Nell’immagine, papà sta sopra la mamma, non la schiaccia con la pancia, la schiaffeggia con il pisello dei maschi, che in questa foto è molto più grande di quello dei miei cugini. Vedo male, mi gratto un pochino agli angoli degli occhi e provo a mettere a fuoco, l’uomo è troppo lucido e non ha la pancia azzurra di papà, la mamma è troppo bionda, ma ha lo stesso sguardo triste e guarda nella mia direzione chiedendo aiuto.
Matteo Manfrini ride del mio silenzio: «La Magàta non la le sa mia cosa l’é un porno, parché no la riesse a vedar un cazzo!»
Tutti ridono ma io non vedo le loro bocche aperte e disgustose. Sono sola nello spazio circoscritto dai banchi, sola nella grande casa nuova, sola nel paese dei mobili d’arte: le lacrime scavalcano le cispe e scorrono fino al collo.
Mi strofino gli occhi sulla manica, alcune croste ammorbidite rimangono nel grembiulino stirato per la settimana, quanto basta per mettere a fuoco Manfrini e darmi la forza di alzarmi in piedi. Lui mi sfida: «La Magata l’è ‘na suora, no le mia bona de ciaparme!» e mentre scavalco il banco, è già scivolato via, perché lui è il più veloce della classe e io sono solo la bambina nuova, la bambina brava della mamma, la bambina brava del papà, la bambina che distingue la musica giusta da quella sbagliata, la bambina santa che farà la comunione e riceverà il Signore.
Infila la porta ma io gli sono dietro e lui fa l’errore di non prendere il lato delle scale, perché il corridoio è lungo ma chiuso, e quando arriva alla scrivania dei bidelli è in trappola.
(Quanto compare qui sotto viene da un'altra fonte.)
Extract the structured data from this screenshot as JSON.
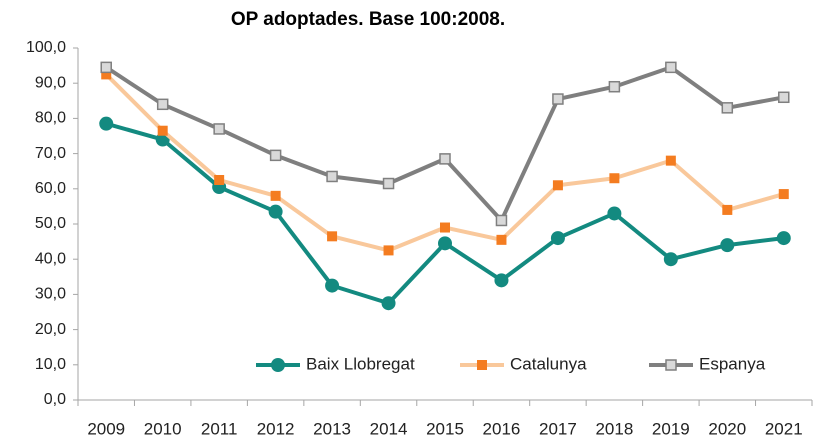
{
  "chart_data": {
    "type": "line",
    "title": "OP adoptades. Base 100:2008.",
    "categories": [
      "2009",
      "2010",
      "2011",
      "2012",
      "2013",
      "2014",
      "2015",
      "2016",
      "2017",
      "2018",
      "2019",
      "2020",
      "2021"
    ],
    "series": [
      {
        "name": "Baix Llobregat",
        "color": "#138a80",
        "marker": "circle",
        "marker_color": "#138a80",
        "values": [
          78.5,
          74,
          60.5,
          53.5,
          32.5,
          27.5,
          44.5,
          34,
          46,
          53,
          40,
          44,
          46
        ]
      },
      {
        "name": "Catalunya",
        "color": "#f9c89b",
        "marker": "square",
        "marker_color": "#f47c20",
        "values": [
          92.5,
          76.5,
          62.5,
          58,
          46.5,
          42.5,
          49,
          45.5,
          61,
          63,
          68,
          54,
          58.5
        ]
      },
      {
        "name": "Espanya",
        "color": "#7f7f7f",
        "marker": "square",
        "marker_color": "#d9d9d9",
        "values": [
          94.5,
          84,
          77,
          69.5,
          63.5,
          61.5,
          68.5,
          51,
          85.5,
          89,
          94.5,
          83,
          86
        ]
      }
    ],
    "ylim": [
      0,
      100
    ],
    "yticks": [
      {
        "value": 0,
        "label": "0,0"
      },
      {
        "value": 10,
        "label": "10,0"
      },
      {
        "value": 20,
        "label": "20,0"
      },
      {
        "value": 30,
        "label": "30,0"
      },
      {
        "value": 40,
        "label": "40,0"
      },
      {
        "value": 50,
        "label": "50,0"
      },
      {
        "value": 60,
        "label": "60,0"
      },
      {
        "value": 70,
        "label": "70,0"
      },
      {
        "value": 80,
        "label": "80,0"
      },
      {
        "value": 90,
        "label": "90,0"
      },
      {
        "value": 100,
        "label": "100,0"
      }
    ],
    "grid": false,
    "legend": "lower center"
  }
}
Ci si nasconde sotto, lo raggiungo. Alzo il braccio per dargli un pugno e poi un altro e un altro ancora, glieli do dritti in cima alla testa, dove da piccoli avevamo la testa molle aperta all’infinito, glieli do forti, con le nocche delle dita. Sono il Redentore e non c’è nessun altro Dio a fermarmi.